Let’s face it, when you’re travelling down the road, it’s hard to keep to a schedule. Traffic jams, detours, late loads and lock-outs all add up to a scheduling nightmare. So, trying to make up time, you decide to eat on the run, which can throw off your digestive system.
Digestive problems at home are one thing, but on the road – that’s another story. With rest stops being shut down, creating bigger gaps along the highway, wouldn’t it be great to keep your digestion system on an even keel? Constipation, belching, gas, hiccups and/or heartburn can turn a simple delivery into a very uncomfortable experience.
Constipation isn’t usually a reason for concern. Since everyone’s system is different, everyone has a unique digestion rhythm. Some people have days between bowel movements, while others go several times a day. The key is how a person feels. If your movements take place without any discomfort, and follow their usual pattern, you aren’t constipated. However, if an unusual amount of time passes between movements, or if they are passed with difficulty, discomfort, or pain, then you are.
Often the trucker’s lifestyle leads to constipation. When you’re on the road, you can’t always immediately respond when nature calls. Unfortunately, when you aren’t free to go, you may not feel like it again for a few hours. Meanwhile, your bowels keep taking the water from the stools, so by the time you make it to a rest stop, your bowel movement is dry and hard.
Another cause of constipation is a lack of physical activity. Regular exercise not only tones the muscles we see on the outside of the body, but they also improve the muscle tone of the hidden muscles, including the digestive tract. In addition, some medications can also cause constipation.
One way to avoid constipation is to drink plenty of fluids. Two litres a day is ideal. Combining this water with a high-fiber diet will also help. Prunes or prune juice is an especially effective fiber source. Honey can also have a laxative effect because your body can’t entirely absorb it.
Eating a little more fat may also help out because it softens the fecal matter. However, these are only suggestions, since each person’s digestive system responds differently. But try these strategies before reaching for over-thecounter laxatives. If you use laxatives frequently, your digestive may become dependant and not be able to work without them.
Another common digestive complaint is belching. Even though belching is often blamed on certain foods, it is actually caused by swallowing food. To avoid belching, slow down when you eat. If you wear dentures that don’t fit properly, you may be swallowing extra air as well. Chewing gum and drinking pop also make it more likely that you’ll start belching. (Occasionally excessive belching may be a sign of gall bladder trouble, or a stomach ulcer).
To avoid belching, eat slowly, chew thoroughly and relax.
Hiccups can also be bothersome, but they’re not a medical concern. Eating or drinking too fast can also cause them. In order to get rid of hiccups, I recommend holding a mouthful of air and pushing your cheeks out, forcing the air to the back of your cheeks. This is the most successful technique that I’ve found so far.

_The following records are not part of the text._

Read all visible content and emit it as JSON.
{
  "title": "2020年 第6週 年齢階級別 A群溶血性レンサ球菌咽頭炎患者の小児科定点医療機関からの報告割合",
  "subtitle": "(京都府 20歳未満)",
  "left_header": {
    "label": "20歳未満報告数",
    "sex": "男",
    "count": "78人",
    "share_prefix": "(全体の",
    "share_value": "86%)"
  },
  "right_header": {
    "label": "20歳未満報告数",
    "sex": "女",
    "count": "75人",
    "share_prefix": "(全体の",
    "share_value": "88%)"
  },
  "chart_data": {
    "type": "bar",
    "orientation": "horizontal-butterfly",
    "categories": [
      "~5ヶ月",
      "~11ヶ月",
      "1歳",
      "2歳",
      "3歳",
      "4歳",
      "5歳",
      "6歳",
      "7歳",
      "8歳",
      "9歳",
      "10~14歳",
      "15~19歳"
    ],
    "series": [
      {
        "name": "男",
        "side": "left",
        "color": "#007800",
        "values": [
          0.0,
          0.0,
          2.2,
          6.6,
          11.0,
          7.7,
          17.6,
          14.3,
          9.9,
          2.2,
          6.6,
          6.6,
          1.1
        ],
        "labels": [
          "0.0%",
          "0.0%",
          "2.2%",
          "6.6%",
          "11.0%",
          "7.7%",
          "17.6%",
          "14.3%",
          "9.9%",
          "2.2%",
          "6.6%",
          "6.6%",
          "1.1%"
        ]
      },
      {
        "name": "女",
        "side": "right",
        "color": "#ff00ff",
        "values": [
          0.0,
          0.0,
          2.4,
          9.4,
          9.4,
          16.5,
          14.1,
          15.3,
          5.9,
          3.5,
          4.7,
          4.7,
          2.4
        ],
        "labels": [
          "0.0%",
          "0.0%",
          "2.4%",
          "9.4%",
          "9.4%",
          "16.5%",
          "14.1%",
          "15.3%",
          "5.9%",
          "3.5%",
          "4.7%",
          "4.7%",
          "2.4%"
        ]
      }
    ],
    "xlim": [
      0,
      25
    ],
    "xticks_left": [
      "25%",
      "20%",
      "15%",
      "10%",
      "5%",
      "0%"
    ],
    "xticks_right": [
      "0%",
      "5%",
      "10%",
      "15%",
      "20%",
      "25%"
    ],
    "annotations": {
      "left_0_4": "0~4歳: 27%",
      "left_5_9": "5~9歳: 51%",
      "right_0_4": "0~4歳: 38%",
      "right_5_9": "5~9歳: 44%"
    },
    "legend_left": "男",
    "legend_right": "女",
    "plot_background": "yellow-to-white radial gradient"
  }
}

Intestinal gas can be quite embarrassing, but it’s not unusual. Healthy people release several hundred millilitres of gas several times a day. About 99% of the gases expelled (nitrogen, oxygen, hydrogen, methane and carbon dioxide) are odourless.
However, the other 1% raises a stink. The most common foods that cause offensive gas are rich in carbohydrates: sugars, starches, and fiber. When these partially-digested foods reach the large intestine, bacteria ingest them, producing gas as a by-product. Trial and error will help you identify the foods your body doesn’t handle well.

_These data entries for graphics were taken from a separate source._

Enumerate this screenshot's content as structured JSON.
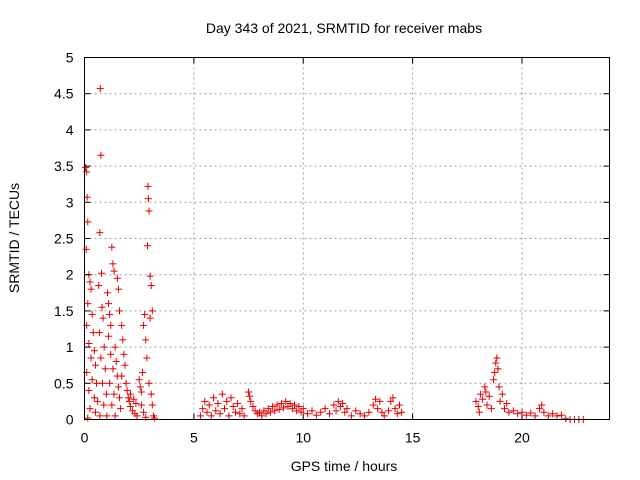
{
  "chart_data": {
    "type": "scatter",
    "title": "Day 343 of 2021, SRMTID for receiver mabs",
    "xlabel": "GPS time / hours",
    "ylabel": "SRMTID / TECUs",
    "xlim": [
      0,
      24
    ],
    "ylim": [
      0,
      5
    ],
    "xticks": [
      "0",
      "5",
      "10",
      "15",
      "20"
    ],
    "yticks": [
      "0",
      "0.5",
      "1",
      "1.5",
      "2",
      "2.5",
      "3",
      "3.5",
      "4",
      "4.5",
      "5"
    ],
    "grid": true,
    "marker": "+",
    "color": "#e00000",
    "series": [
      {
        "name": "SRMTID",
        "points": [
          [
            0.05,
            3.48
          ],
          [
            0.1,
            3.42
          ],
          [
            0.12,
            3.07
          ],
          [
            0.15,
            2.73
          ],
          [
            0.08,
            2.35
          ],
          [
            0.2,
            2.0
          ],
          [
            0.25,
            1.9
          ],
          [
            0.3,
            1.8
          ],
          [
            0.15,
            1.6
          ],
          [
            0.35,
            1.45
          ],
          [
            0.1,
            1.3
          ],
          [
            0.4,
            1.2
          ],
          [
            0.2,
            1.05
          ],
          [
            0.45,
            0.95
          ],
          [
            0.3,
            0.85
          ],
          [
            0.5,
            0.75
          ],
          [
            0.1,
            0.65
          ],
          [
            0.35,
            0.55
          ],
          [
            0.55,
            0.5
          ],
          [
            0.2,
            0.4
          ],
          [
            0.45,
            0.3
          ],
          [
            0.6,
            0.25
          ],
          [
            0.25,
            0.15
          ],
          [
            0.5,
            0.1
          ],
          [
            0.7,
            0.05
          ],
          [
            0.15,
            0.02
          ],
          [
            0.72,
            4.57
          ],
          [
            0.75,
            3.65
          ],
          [
            0.7,
            2.58
          ],
          [
            0.78,
            2.02
          ],
          [
            0.65,
            1.85
          ],
          [
            0.8,
            1.55
          ],
          [
            0.85,
            1.4
          ],
          [
            0.68,
            1.2
          ],
          [
            0.9,
            1.0
          ],
          [
            0.75,
            0.85
          ],
          [
            0.95,
            0.7
          ],
          [
            0.82,
            0.5
          ],
          [
            1.0,
            0.35
          ],
          [
            0.88,
            0.2
          ],
          [
            1.02,
            0.05
          ],
          [
            1.05,
            1.75
          ],
          [
            1.1,
            1.6
          ],
          [
            1.15,
            1.45
          ],
          [
            1.2,
            1.3
          ],
          [
            1.25,
            2.38
          ],
          [
            1.3,
            2.15
          ],
          [
            1.35,
            2.05
          ],
          [
            1.1,
            1.15
          ],
          [
            1.4,
            1.0
          ],
          [
            1.2,
            0.9
          ],
          [
            1.45,
            0.8
          ],
          [
            1.3,
            0.7
          ],
          [
            1.5,
            0.6
          ],
          [
            1.15,
            0.5
          ],
          [
            1.55,
            0.45
          ],
          [
            1.35,
            0.35
          ],
          [
            1.6,
            0.3
          ],
          [
            1.25,
            0.2
          ],
          [
            1.65,
            0.15
          ],
          [
            1.4,
            0.05
          ],
          [
            1.5,
            1.95
          ],
          [
            1.55,
            1.8
          ],
          [
            1.6,
            1.5
          ],
          [
            1.7,
            1.3
          ],
          [
            1.75,
            1.1
          ],
          [
            1.8,
            0.9
          ],
          [
            1.85,
            0.75
          ],
          [
            1.7,
            0.6
          ],
          [
            1.9,
            0.5
          ],
          [
            1.95,
            0.4
          ],
          [
            2.0,
            0.3
          ],
          [
            2.05,
            0.25
          ],
          [
            2.1,
            0.18
          ],
          [
            2.2,
            0.12
          ],
          [
            2.3,
            0.08
          ],
          [
            2.4,
            0.05
          ],
          [
            2.1,
            0.35
          ],
          [
            2.25,
            0.28
          ],
          [
            2.35,
            0.22
          ],
          [
            2.5,
            0.55
          ],
          [
            2.55,
            0.45
          ],
          [
            2.6,
            0.38
          ],
          [
            2.65,
            0.65
          ],
          [
            2.7,
            1.3
          ],
          [
            2.75,
            1.45
          ],
          [
            2.8,
            1.1
          ],
          [
            2.85,
            0.85
          ],
          [
            2.6,
            0.2
          ],
          [
            2.7,
            0.1
          ],
          [
            2.8,
            0.03
          ],
          [
            2.9,
            3.22
          ],
          [
            2.92,
            3.05
          ],
          [
            2.95,
            2.88
          ],
          [
            2.88,
            2.4
          ],
          [
            3.0,
            1.98
          ],
          [
            3.05,
            1.85
          ],
          [
            3.1,
            1.5
          ],
          [
            3.0,
            1.4
          ],
          [
            2.95,
            0.5
          ],
          [
            3.05,
            0.35
          ],
          [
            3.1,
            0.2
          ],
          [
            3.15,
            0.05
          ],
          [
            3.2,
            0.02
          ],
          [
            5.3,
            0.05
          ],
          [
            5.4,
            0.15
          ],
          [
            5.5,
            0.25
          ],
          [
            5.6,
            0.1
          ],
          [
            5.7,
            0.2
          ],
          [
            5.8,
            0.05
          ],
          [
            5.9,
            0.3
          ],
          [
            6.0,
            0.12
          ],
          [
            6.1,
            0.22
          ],
          [
            6.2,
            0.08
          ],
          [
            6.3,
            0.35
          ],
          [
            6.4,
            0.15
          ],
          [
            6.5,
            0.25
          ],
          [
            6.6,
            0.05
          ],
          [
            6.7,
            0.3
          ],
          [
            6.8,
            0.18
          ],
          [
            6.9,
            0.1
          ],
          [
            7.0,
            0.22
          ],
          [
            7.1,
            0.08
          ],
          [
            7.2,
            0.15
          ],
          [
            7.3,
            0.05
          ],
          [
            7.5,
            0.38
          ],
          [
            7.55,
            0.32
          ],
          [
            7.6,
            0.25
          ],
          [
            7.7,
            0.18
          ],
          [
            7.8,
            0.12
          ],
          [
            7.9,
            0.08
          ],
          [
            8.0,
            0.1
          ],
          [
            8.1,
            0.05
          ],
          [
            8.2,
            0.12
          ],
          [
            8.3,
            0.08
          ],
          [
            8.4,
            0.15
          ],
          [
            8.5,
            0.1
          ],
          [
            8.6,
            0.18
          ],
          [
            8.7,
            0.12
          ],
          [
            8.8,
            0.2
          ],
          [
            8.9,
            0.14
          ],
          [
            9.0,
            0.22
          ],
          [
            9.1,
            0.16
          ],
          [
            9.2,
            0.25
          ],
          [
            9.3,
            0.18
          ],
          [
            9.4,
            0.22
          ],
          [
            9.5,
            0.15
          ],
          [
            9.6,
            0.2
          ],
          [
            9.7,
            0.12
          ],
          [
            9.8,
            0.18
          ],
          [
            9.9,
            0.1
          ],
          [
            10.0,
            0.15
          ],
          [
            10.2,
            0.08
          ],
          [
            10.4,
            0.12
          ],
          [
            10.6,
            0.06
          ],
          [
            10.8,
            0.1
          ],
          [
            11.0,
            0.15
          ],
          [
            11.2,
            0.08
          ],
          [
            11.4,
            0.2
          ],
          [
            11.5,
            0.12
          ],
          [
            11.6,
            0.25
          ],
          [
            11.7,
            0.18
          ],
          [
            11.8,
            0.22
          ],
          [
            11.9,
            0.1
          ],
          [
            12.0,
            0.15
          ],
          [
            12.2,
            0.05
          ],
          [
            12.4,
            0.12
          ],
          [
            12.6,
            0.08
          ],
          [
            12.8,
            0.05
          ],
          [
            13.0,
            0.1
          ],
          [
            13.2,
            0.2
          ],
          [
            13.3,
            0.28
          ],
          [
            13.4,
            0.15
          ],
          [
            13.5,
            0.25
          ],
          [
            13.6,
            0.1
          ],
          [
            13.7,
            0.05
          ],
          [
            13.9,
            0.12
          ],
          [
            14.0,
            0.25
          ],
          [
            14.1,
            0.3
          ],
          [
            14.2,
            0.15
          ],
          [
            14.3,
            0.08
          ],
          [
            14.4,
            0.2
          ],
          [
            14.5,
            0.1
          ],
          [
            17.9,
            0.25
          ],
          [
            18.0,
            0.18
          ],
          [
            18.05,
            0.1
          ],
          [
            18.1,
            0.35
          ],
          [
            18.2,
            0.28
          ],
          [
            18.3,
            0.45
          ],
          [
            18.35,
            0.38
          ],
          [
            18.4,
            0.2
          ],
          [
            18.5,
            0.32
          ],
          [
            18.6,
            0.15
          ],
          [
            18.7,
            0.55
          ],
          [
            18.75,
            0.65
          ],
          [
            18.8,
            0.78
          ],
          [
            18.85,
            0.85
          ],
          [
            18.9,
            0.7
          ],
          [
            18.95,
            0.45
          ],
          [
            19.0,
            0.25
          ],
          [
            19.1,
            0.35
          ],
          [
            19.2,
            0.15
          ],
          [
            19.3,
            0.22
          ],
          [
            19.4,
            0.1
          ],
          [
            19.6,
            0.12
          ],
          [
            19.8,
            0.08
          ],
          [
            20.0,
            0.1
          ],
          [
            20.2,
            0.06
          ],
          [
            20.4,
            0.09
          ],
          [
            20.6,
            0.05
          ],
          [
            20.8,
            0.15
          ],
          [
            20.9,
            0.2
          ],
          [
            21.0,
            0.1
          ],
          [
            21.2,
            0.05
          ],
          [
            21.4,
            0.08
          ],
          [
            21.6,
            0.05
          ],
          [
            21.8,
            0.06
          ],
          [
            22.0,
            0.01
          ],
          [
            22.2,
            0.0
          ],
          [
            22.4,
            0.0
          ],
          [
            22.6,
            0.0
          ],
          [
            22.8,
            0.0
          ]
        ]
      }
    ]
  }
}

Another common digestive complaint is heartburn. You’ve probably felt it at one time or another. Most people have. It’s caused because the sphincter at the top of the stomach isn’t stopping the stomach contents from moving back up into the esophagus. Sometimes this is because you have eaten or drank too much. Or, perhaps your pants are too tight, so your food can’t easily move down your digestive tract. Or, you may have changed position too quickly after eating (bending over, lying down). On a rare occasion, however, your sphincter may actually be defective.

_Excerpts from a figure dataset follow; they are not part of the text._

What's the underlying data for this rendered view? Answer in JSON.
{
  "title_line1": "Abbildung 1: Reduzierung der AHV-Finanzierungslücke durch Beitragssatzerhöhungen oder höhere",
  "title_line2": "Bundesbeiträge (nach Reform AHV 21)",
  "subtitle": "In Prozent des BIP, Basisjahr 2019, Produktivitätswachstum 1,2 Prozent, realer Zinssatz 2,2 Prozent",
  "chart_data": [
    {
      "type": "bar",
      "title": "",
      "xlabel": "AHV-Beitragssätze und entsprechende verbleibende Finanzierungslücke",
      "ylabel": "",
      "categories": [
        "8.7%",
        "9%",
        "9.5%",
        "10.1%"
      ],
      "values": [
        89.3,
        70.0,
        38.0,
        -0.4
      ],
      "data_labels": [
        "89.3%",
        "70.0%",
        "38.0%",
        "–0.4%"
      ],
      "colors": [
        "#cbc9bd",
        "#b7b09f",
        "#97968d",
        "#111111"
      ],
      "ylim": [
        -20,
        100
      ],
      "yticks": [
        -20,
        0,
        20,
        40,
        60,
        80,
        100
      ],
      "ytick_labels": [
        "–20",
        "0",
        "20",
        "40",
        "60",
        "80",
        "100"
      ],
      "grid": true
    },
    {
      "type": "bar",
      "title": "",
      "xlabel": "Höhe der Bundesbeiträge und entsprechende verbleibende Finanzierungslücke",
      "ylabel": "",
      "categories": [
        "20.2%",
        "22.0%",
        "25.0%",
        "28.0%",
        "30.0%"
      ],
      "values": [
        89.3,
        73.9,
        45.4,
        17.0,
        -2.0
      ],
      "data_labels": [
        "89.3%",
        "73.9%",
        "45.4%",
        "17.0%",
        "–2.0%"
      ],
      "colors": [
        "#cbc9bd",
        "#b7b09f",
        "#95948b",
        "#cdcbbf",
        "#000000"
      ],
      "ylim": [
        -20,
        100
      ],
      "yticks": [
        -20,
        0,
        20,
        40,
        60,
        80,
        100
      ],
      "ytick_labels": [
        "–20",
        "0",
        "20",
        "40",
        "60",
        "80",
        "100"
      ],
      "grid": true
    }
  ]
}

If it’s not a medical problem, heartburn is pretty easy to treat. Eat many smaller meals. Drink liquids between meals, instead of with them. Sit up while you eat. Wait one hour after eating to lie down and two hours to exercise. Stay away from tight clothing. Avoid foods, beverages, and medications that have aggravated your heartburn. Lose weight if necessary.
Just follow these guidelines to ensure optimum digestion on and off the road.